The Corporation may require any proposed nominee to furnish such other information, including a written consent to act, as may reasonably be required by the Corporation to determine the eligibility of such proposed nominee to serve as an independent director of the Corporation or that could be material to a reasonable shareholder’s understanding of the independence, or lack thereof, of such proposed nominee.
- Eligibility for nomination as a director – No person shall be eligible for election as a director of the Corporation unless nominated in accordance with the provisions of this By-law; provided, however, that nothing in this By-law shall be deemed to preclude discussion by a shareholder (as distinct from the nomination of directors) at a meeting of shareholders of any matter in respect of which it would have been entitled to submit a proposal pursuant to the provisions of the Act. The Chairman of the meeting shall have the power and duty to determine whether a nomination was made in accordance with the procedures set forth in the foregoing provisions and, if any proposed nomination is not in compliance with such foregoing provisions, to declare that such defective nomination shall be disregarded.
- Terms – For purposes of this By-law:
- “public announcement” shall mean disclosure in a press release reported by a national news service in Canada, or in a document publicly filed by the Corporation under its profile on the System of Electronic Document Analysis and Retrieval at www.sedar.com; and
- “Applicable Securities Laws” means the applicable securities legislation of each relevant province and territory of Canada, as amended from time to time, the rules, regulations and forms made or promulgated under any such statute and the published national instruments, multilateral instruments, policies, bulletins and notices of the securities commission and similar regulatory authority of each province and territory of Canada.

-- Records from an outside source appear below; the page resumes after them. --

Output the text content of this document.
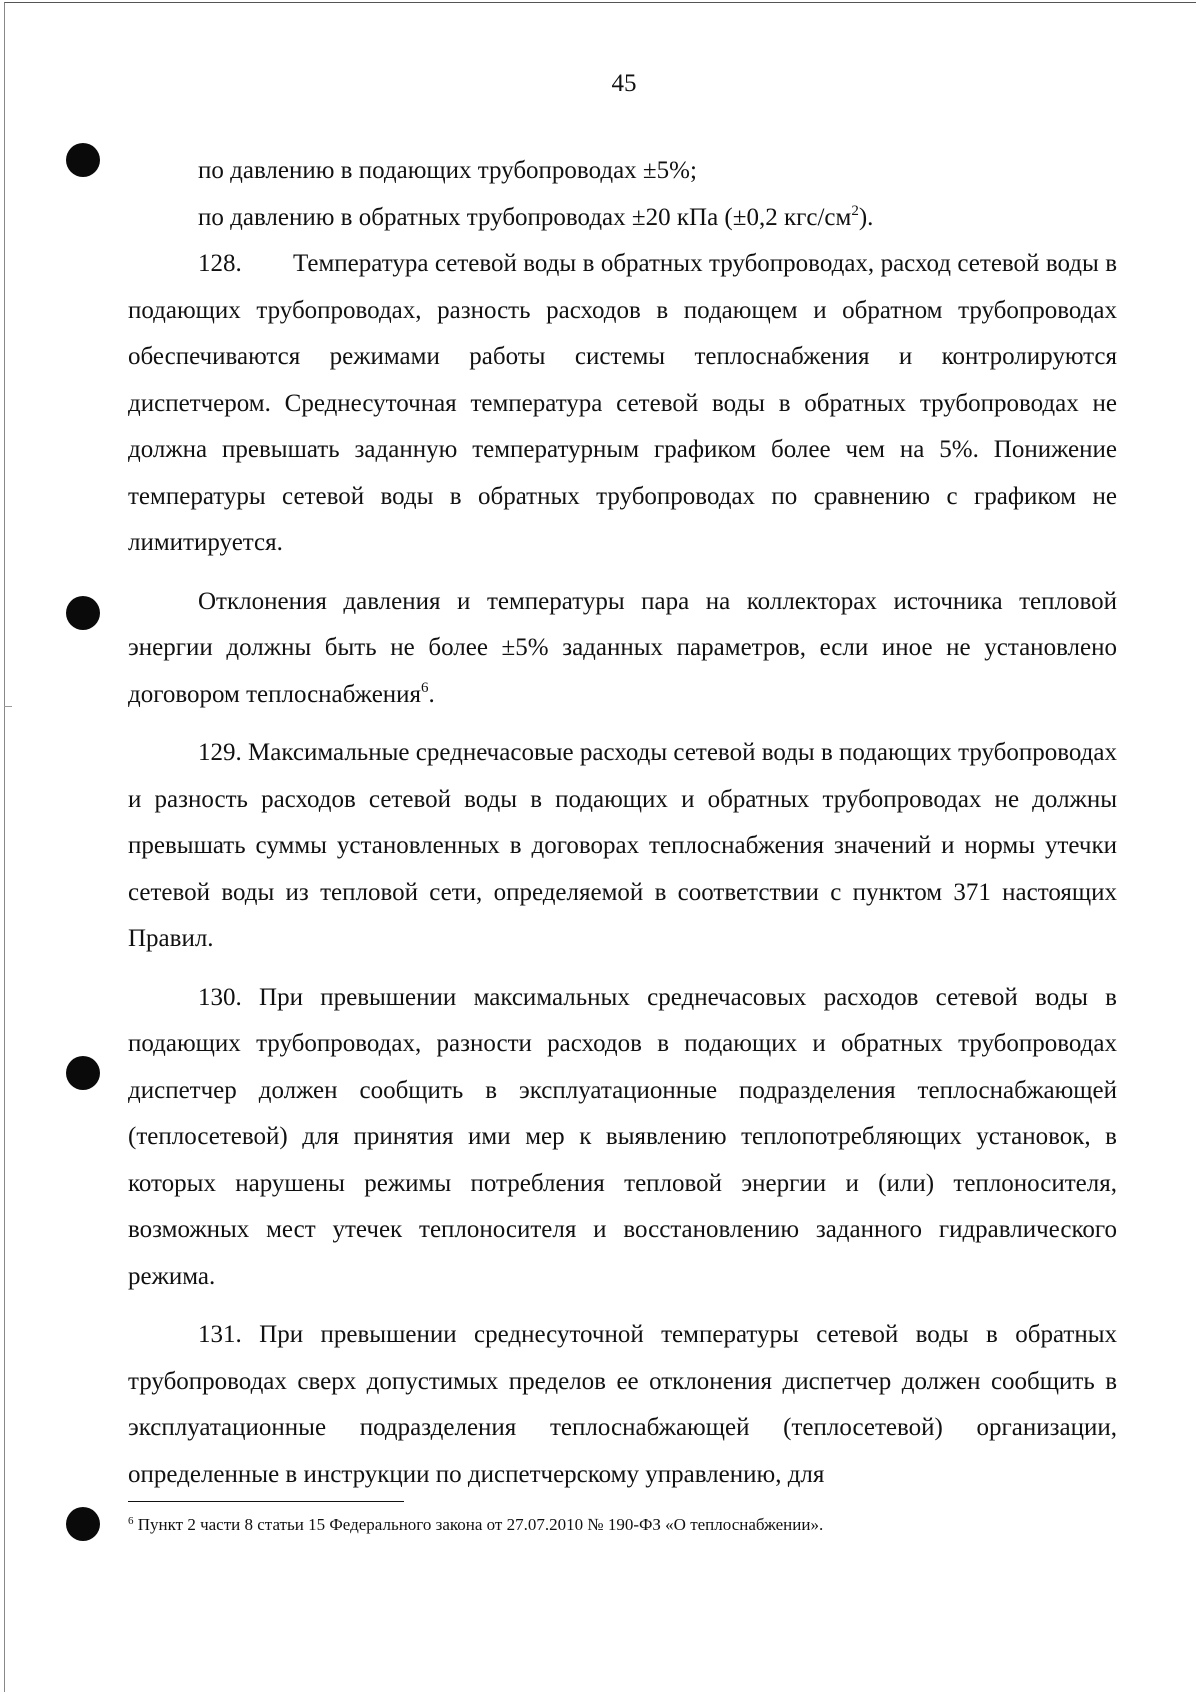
45

по давлению в подающих трубопроводах ±5%;

по давлению в обратных трубопроводах ±20 кПа (±0,2 кгс/$см^2$).

128.        Температура сетевой воды в обратных трубопроводах, расход сетевой воды в подающих трубопроводах, разность расходов в подающем и обратном трубопроводах обеспечиваются режимами работы системы теплоснабжения и контролируются диспетчером. Среднесуточная температура сетевой воды в обратных трубопроводах не должна превышать заданную температурным графиком более чем на 5%. Понижение температуры сетевой воды в обратных трубопроводах по сравнению с графиком не лимитируется.

Отклонения давления и температуры пара на коллекторах источника тепловой энергии должны быть не более ±5% заданных параметров, если иное не установлено договором теплоснабжения$^6$.

129. Максимальные среднечасовые расходы сетевой воды в подающих трубопроводах и разность расходов сетевой воды в подающих и обратных трубопроводах не должны превышать суммы установленных в договорах теплоснабжения значений и нормы утечки сетевой воды из тепловой сети, определяемой в соответствии с пунктом 371 настоящих Правил.

130. При превышении максимальных среднечасовых расходов сетевой воды в подающих трубопроводах, разности расходов в подающих и обратных трубопроводах диспетчер должен сообщить в эксплуатационные подразделения теплоснабжающей (теплосетевой) для принятия ими мер к выявлению теплопотребляющих установок, в которых нарушены режимы потребления тепловой энергии и (или) теплоносителя, возможных мест утечек теплоносителя и восстановлению заданного гидравлического режима.

131. При превышении среднесуточной температуры сетевой воды в обратных трубопроводах сверх допустимых пределов ее отклонения диспетчер должен сообщить в эксплуатационные подразделения теплоснабжающей (теплосетевой) организации, определенные в инструкции по диспетчерскому управлению, для

$^6$ Пункт 2 части 8 статьи 15 Федерального закона от 27.07.2010 № 190-ФЗ «О теплоснабжении».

- Delivery of notice – Notwithstanding any other provision of this By-law, notice given to the Corporate Secretary of the Corporation pursuant to this By-law may only be given by personal delivery, facsimile transmission or by email (at such email address as stipulated from time to time by the Corporate Secretary of the Corporation for purposes of this notice), and shall be deemed to have been given and made only at the time it is served by personal delivery, email (at the aforesaid address) or sent by facsimile transmission (provided that receipt of confirmation of such transmission has been received) to the Corporate Secretary at the address of the principal executive offices of the Corporation; provided that if such delivery or electronic communication is made on a day which is a not a business day or later than 5:00 p.m. (Montreal time) on a day which is a business day, then such delivery or electronic communication shall be deemed to have been made on the subsequent day that is a business day.
- Board Discretion – Notwithstanding the foregoing, the Board may, in its sole discretion, waive any requirement in this By-law.